Sheesh, that's sad... Makes me want to cry too...


----------



## Brinkleythegolden (Jun 18, 2012)

She was a beautiful girl! So very sorry for your loss.


----------



## Bentleysmom (Aug 11, 2012)

She was a beautiful girl, such a tragedy!


----------



## davebeech (Feb 11, 2006)

what a little beauty !! so very very sad though


----------



## PrincessDi (Jun 8, 2009)

Such a sweet and beautiful girl. I'm so very sorry! Can tell what a loving family girl she was.


----------



## GoldenMum (Mar 15, 2010)

What a gorgeous girl, who was obviously very loved. Gone way too soon, RIP sweet Sadie. My heart breaks for you and your family, bless you guys.


----------



## Rainheart (Nov 28, 2010)

I know how hard it must be for you to look at these... RIP sweet Sadie.


----------



## CarlosW9FE (Jul 17, 2012)

Sadie was a very beautiful girl. My heart hurts for you also. Rest in Peace dear girl.


----------



## Steadfast (Aug 22, 2012)

What a gorgeous girl and while she was taken from you way to soon I know she and you loved a lifetime in those few short years.

RIP Sadie.


----------



## love never dies (Jul 31, 2012)

Sadie was a beautiful sweet girl. Rest in peace - Sadie.


----------



## Skipperella (Jul 27, 2012)

What a pretty girl she was I'm very very sorry for your loss


----------



## LovelyGold (Nov 4, 2010)

Sadie was a lovely girl...with such a gorgeous coat too! I'm terribly sorry for your recent loss. I'm sure your precious girl knew how loved she was!! Condolences to you and your family.


----------



## Buddy's mom forever (Jun 23, 2011)

I am very, very sorry for your loss. Sadie was beautiful girl, it is unfair she left you so sudden. Her life was short but full of love. There are so many of us who feel your pain and understand how great is your loss. 
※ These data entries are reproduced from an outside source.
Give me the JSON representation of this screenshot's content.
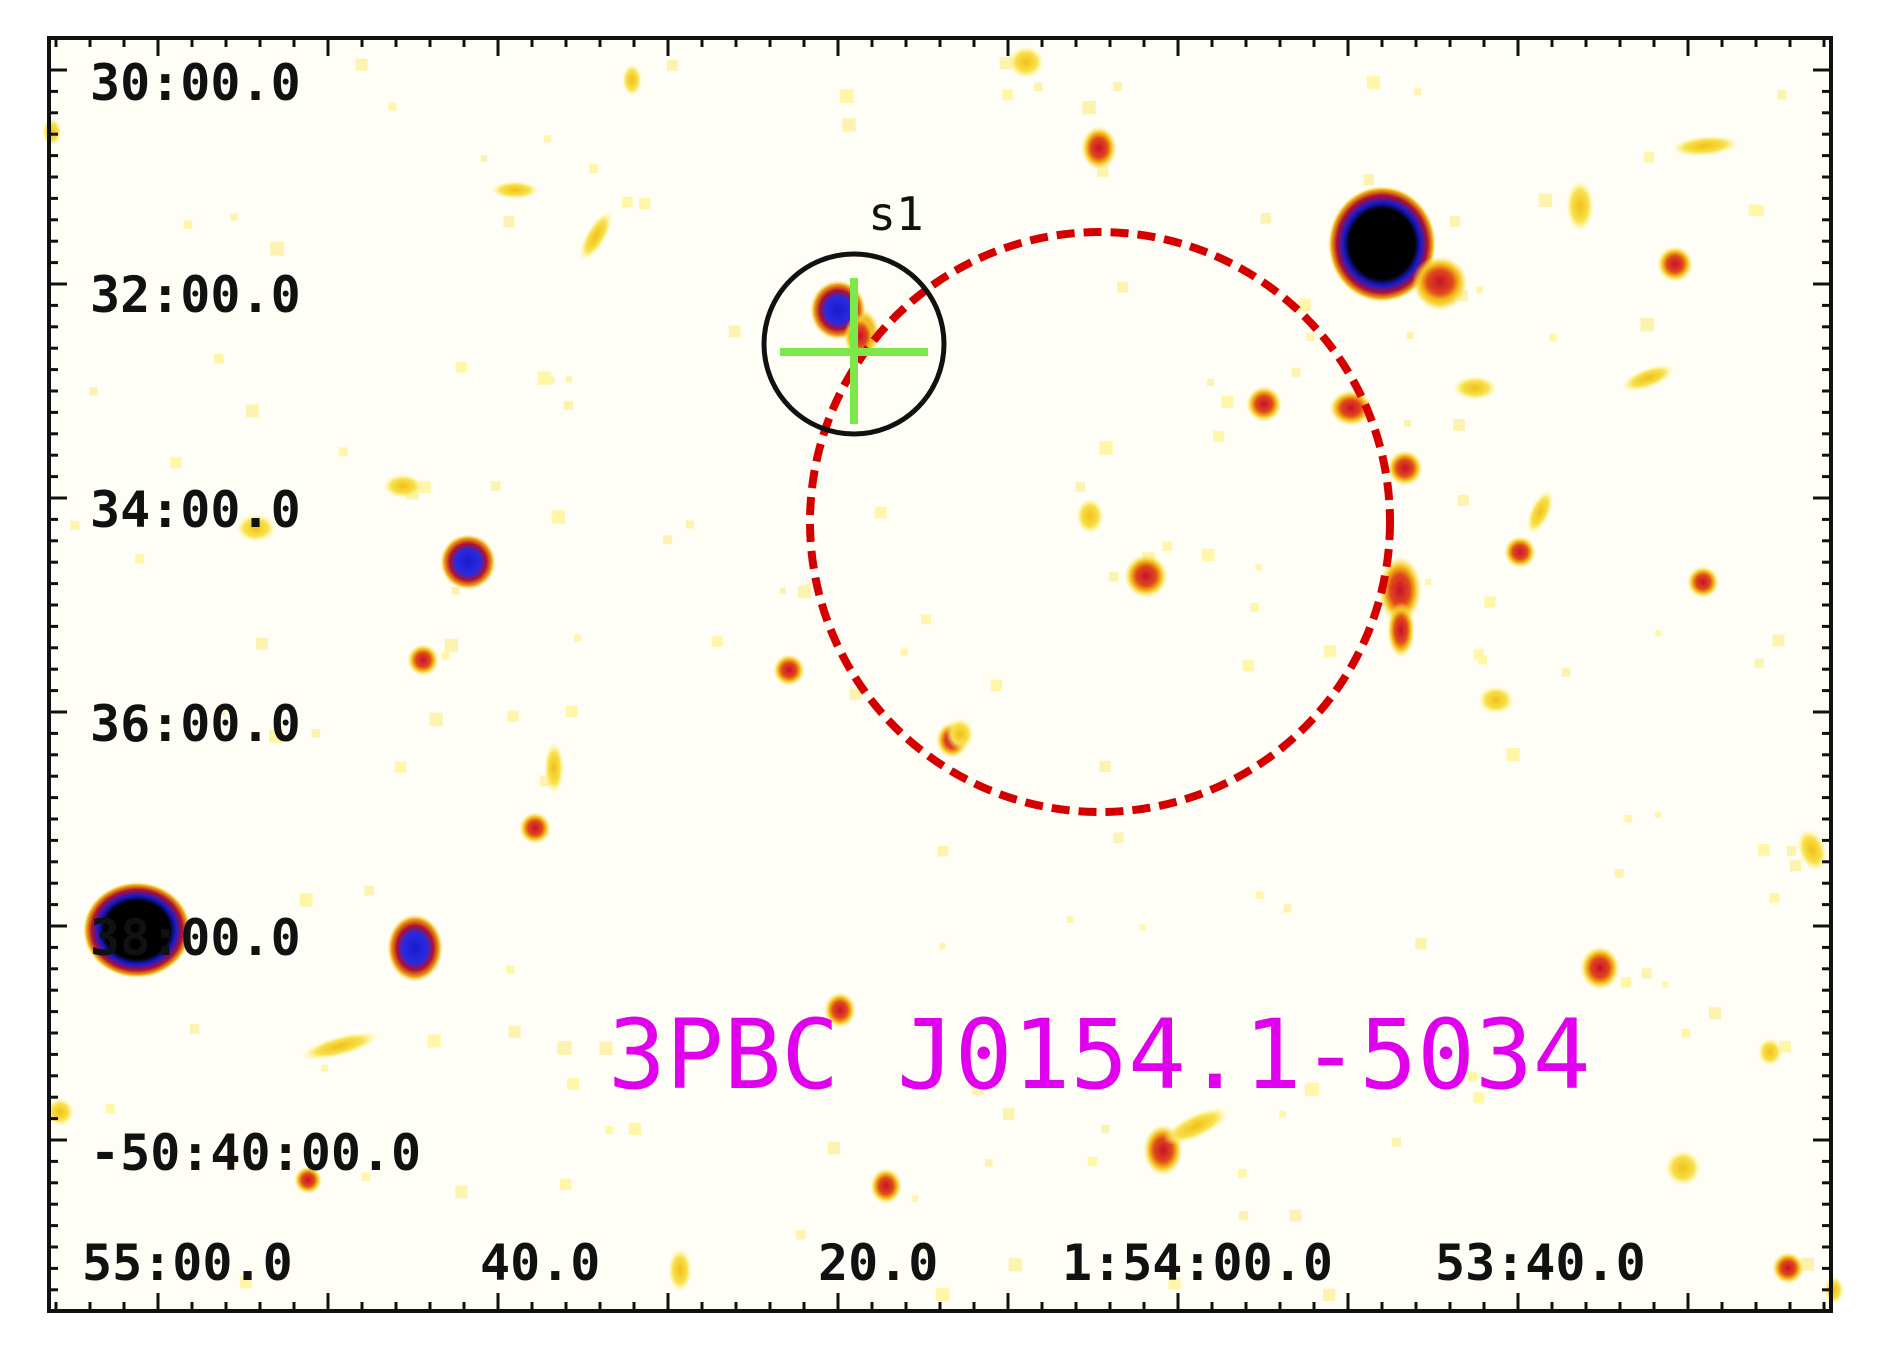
{
  "image": {
    "title": "3PBC J0154.1-5034",
    "title_color": "#e000ee",
    "region_color": "#d40000",
    "marker_color": "#7ee84a",
    "source_circle_color": "#111111",
    "frame_color": "#111111"
  },
  "axes": {
    "dec_labels": [
      "30:00.0",
      "32:00.0",
      "34:00.0",
      "36:00.0",
      "38:00.0",
      "-50:40:00.0"
    ],
    "ra_labels": [
      "55:00.0",
      "40.0",
      "20.0",
      "1:54:00.0",
      "53:40.0"
    ]
  },
  "sources": [
    {
      "name": "s1"
    }
  ]
}
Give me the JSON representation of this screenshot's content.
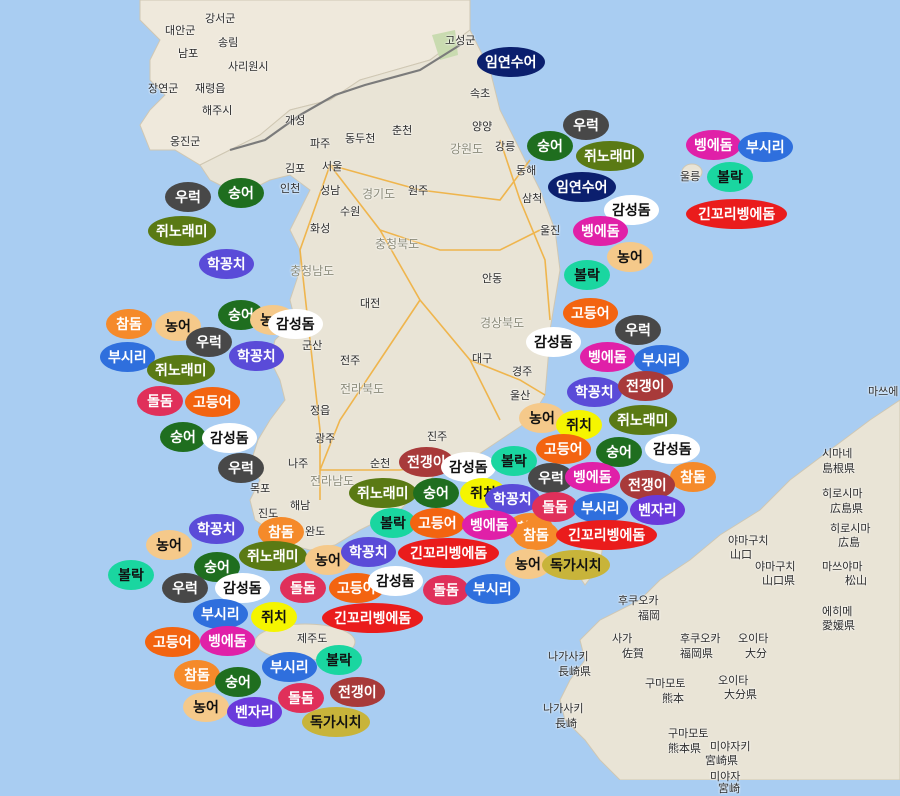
{
  "place_labels": [
    "강서군",
    "대안군",
    "송림",
    "남포",
    "사리원시",
    "장연군",
    "재령읍",
    "해주시",
    "옹진군",
    "고성군",
    "속초",
    "양양",
    "강릉",
    "동해",
    "삼척",
    "울진",
    "울릉",
    "개성",
    "파주",
    "동두천",
    "춘천",
    "강원도",
    "김포",
    "서울",
    "인천",
    "성남",
    "경기도",
    "원주",
    "수원",
    "화성",
    "충청북도",
    "충청남도",
    "대전",
    "군산",
    "전주",
    "안동",
    "경상북도",
    "대구",
    "경주",
    "울산",
    "전라북도",
    "정읍",
    "광주",
    "전라남도",
    "진주",
    "순천",
    "나주",
    "목포",
    "해남",
    "진도",
    "완도",
    "제주도",
    "마쓰에",
    "시마네",
    "島根県",
    "히로시마",
    "広島県",
    "히로시마",
    "広島",
    "야마구치",
    "山口",
    "야마구치",
    "山口県",
    "마쓰야마",
    "松山",
    "에히메",
    "愛媛県",
    "후쿠오카",
    "福岡",
    "사가",
    "佐賀",
    "후쿠오카",
    "福岡県",
    "오이타",
    "大分",
    "나가사키",
    "長崎県",
    "구마모토",
    "熊本",
    "오이타",
    "大分県",
    "나가사키",
    "長崎",
    "구마모토",
    "熊本県",
    "미야자키",
    "宮崎県",
    "미야자",
    "宮崎"
  ],
  "fish_markers": [
    {
      "label": "임연수어",
      "color": "#0b1f6e"
    },
    {
      "label": "우럭",
      "color": "#484848"
    },
    {
      "label": "숭어",
      "color": "#1f6e1f"
    },
    {
      "label": "쥐노래미",
      "color": "#5a7a14"
    },
    {
      "label": "임연수어",
      "color": "#0b1f6e"
    },
    {
      "label": "감성돔",
      "color": "#ffffff"
    },
    {
      "label": "벵에돔",
      "color": "#e020a8"
    },
    {
      "label": "농어",
      "color": "#f5c98a"
    },
    {
      "label": "볼락",
      "color": "#1ad6a0"
    },
    {
      "label": "벵에돔",
      "color": "#e020a8"
    },
    {
      "label": "부시리",
      "color": "#2f6fdd"
    },
    {
      "label": "볼락",
      "color": "#1ad6a0"
    },
    {
      "label": "긴꼬리벵에돔",
      "color": "#ea1c1c"
    },
    {
      "label": "우럭",
      "color": "#484848"
    },
    {
      "label": "숭어",
      "color": "#1f6e1f"
    },
    {
      "label": "쥐노래미",
      "color": "#5a7a14"
    },
    {
      "label": "학꽁치",
      "color": "#5a4bd8"
    },
    {
      "label": "고등어",
      "color": "#f36410"
    },
    {
      "label": "우럭",
      "color": "#484848"
    },
    {
      "label": "감성돔",
      "color": "#ffffff"
    },
    {
      "label": "벵에돔",
      "color": "#e020a8"
    },
    {
      "label": "부시리",
      "color": "#2f6fdd"
    },
    {
      "label": "학꽁치",
      "color": "#5a4bd8"
    },
    {
      "label": "전갱이",
      "color": "#a83a3a"
    },
    {
      "label": "농어",
      "color": "#f5c98a"
    },
    {
      "label": "쥐치",
      "color": "#f5f500"
    },
    {
      "label": "쥐노래미",
      "color": "#5a7a14"
    },
    {
      "label": "고등어",
      "color": "#f36410"
    },
    {
      "label": "숭어",
      "color": "#1f6e1f"
    },
    {
      "label": "감성돔",
      "color": "#ffffff"
    },
    {
      "label": "참돔",
      "color": "#f58a2a"
    },
    {
      "label": "숭어",
      "color": "#1f6e1f"
    },
    {
      "label": "감성돔",
      "color": "#ffffff"
    },
    {
      "label": "참돔",
      "color": "#f58a2a"
    },
    {
      "label": "농어",
      "color": "#f5c98a"
    },
    {
      "label": "우럭",
      "color": "#484848"
    },
    {
      "label": "부시리",
      "color": "#2f6fdd"
    },
    {
      "label": "학꽁치",
      "color": "#5a4bd8"
    },
    {
      "label": "쥐노래미",
      "color": "#5a7a14"
    },
    {
      "label": "돌돔",
      "color": "#e0305a"
    },
    {
      "label": "고등어",
      "color": "#f36410"
    },
    {
      "label": "숭어",
      "color": "#1f6e1f"
    },
    {
      "label": "농어",
      "color": "#f5c98a"
    },
    {
      "label": "감성돔",
      "color": "#ffffff"
    },
    {
      "label": "우럭",
      "color": "#484848"
    },
    {
      "label": "쥐노래미",
      "color": "#5a7a14"
    },
    {
      "label": "전갱이",
      "color": "#a83a3a"
    },
    {
      "label": "감성돔",
      "color": "#ffffff"
    },
    {
      "label": "볼락",
      "color": "#1ad6a0"
    },
    {
      "label": "숭어",
      "color": "#1f6e1f"
    },
    {
      "label": "쥐치",
      "color": "#f5f500"
    },
    {
      "label": "우럭",
      "color": "#484848"
    },
    {
      "label": "벵에돔",
      "color": "#e020a8"
    },
    {
      "label": "전갱이",
      "color": "#a83a3a"
    },
    {
      "label": "참돔",
      "color": "#f58a2a"
    },
    {
      "label": "학꽁치",
      "color": "#5a4bd8"
    },
    {
      "label": "돌돔",
      "color": "#e0305a"
    },
    {
      "label": "부시리",
      "color": "#2f6fdd"
    },
    {
      "label": "벤자리",
      "color": "#6a3adb"
    },
    {
      "label": "볼락",
      "color": "#1ad6a0"
    },
    {
      "label": "고등어",
      "color": "#f36410"
    },
    {
      "label": "벵에돔",
      "color": "#e020a8"
    },
    {
      "label": "참돔",
      "color": "#f58a2a"
    },
    {
      "label": "긴꼬리벵에돔",
      "color": "#ea1c1c"
    },
    {
      "label": "학꽁치",
      "color": "#5a4bd8"
    },
    {
      "label": "참돔",
      "color": "#f58a2a"
    },
    {
      "label": "농어",
      "color": "#f5c98a"
    },
    {
      "label": "쥐노래미",
      "color": "#5a7a14"
    },
    {
      "label": "농어",
      "color": "#f5c98a"
    },
    {
      "label": "학꽁치",
      "color": "#5a4bd8"
    },
    {
      "label": "긴꼬리벵에돔",
      "color": "#ea1c1c"
    },
    {
      "label": "농어",
      "color": "#f5c98a"
    },
    {
      "label": "독가시치",
      "color": "#c8b43a"
    },
    {
      "label": "볼락",
      "color": "#1ad6a0"
    },
    {
      "label": "숭어",
      "color": "#1f6e1f"
    },
    {
      "label": "우럭",
      "color": "#484848"
    },
    {
      "label": "감성돔",
      "color": "#ffffff"
    },
    {
      "label": "돌돔",
      "color": "#e0305a"
    },
    {
      "label": "고등어",
      "color": "#f36410"
    },
    {
      "label": "감성돔",
      "color": "#ffffff"
    },
    {
      "label": "돌돔",
      "color": "#e0305a"
    },
    {
      "label": "부시리",
      "color": "#2f6fdd"
    },
    {
      "label": "부시리",
      "color": "#2f6fdd"
    },
    {
      "label": "쥐치",
      "color": "#f5f500"
    },
    {
      "label": "긴꼬리벵에돔",
      "color": "#ea1c1c"
    },
    {
      "label": "고등어",
      "color": "#f36410"
    },
    {
      "label": "벵에돔",
      "color": "#e020a8"
    },
    {
      "label": "부시리",
      "color": "#2f6fdd"
    },
    {
      "label": "볼락",
      "color": "#1ad6a0"
    },
    {
      "label": "참돔",
      "color": "#f58a2a"
    },
    {
      "label": "숭어",
      "color": "#1f6e1f"
    },
    {
      "label": "돌돔",
      "color": "#e0305a"
    },
    {
      "label": "전갱이",
      "color": "#a83a3a"
    },
    {
      "label": "농어",
      "color": "#f5c98a"
    },
    {
      "label": "벤자리",
      "color": "#6a3adb"
    },
    {
      "label": "독가시치",
      "color": "#c8b43a"
    }
  ]
}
Run free, play hard, sleep softly sweet Sadie girl.


----------



## goldy1 (Aug 5, 2012)

Cannot imagine how hard this is for you and your family. She was a beautiful girl. An angel who who will be loved and treasured forever.


----------



## MajesticSadiesMom (Mar 8, 2011)

Thank you everyone. Everyday is getting a bit easier. I miss her soooooo much!


----------



## Karen519 (Aug 21, 2006)

*Sadie*

Your Sadie was a very beautiful girl and like someone else said, she was VERY LOVED! 

My heart just hurts for you.


----------



## dmist (May 18, 2012)

She was a beautiful girl.So sorry for your loss.


----------



## CAROLINA MOM (May 12, 2009)

Sadie was a very beautiful girl. My heart breaks for you, I'm so sorry your loss. 

My thoughts and prayers are with you and your family.


----------



## Bridgers Dad (Aug 31, 2012)

When someone leaves us I understand how hard it is look a pictures and not cry. Sadie was indeed very beautiful, and a loving dog like only goldens can be. I am very sad for your loss and I hope the pictures will help in the future.


----------



## goldensmum (Oct 23, 2007)

Such a beautiful girl, she will be forever in your hearts


----------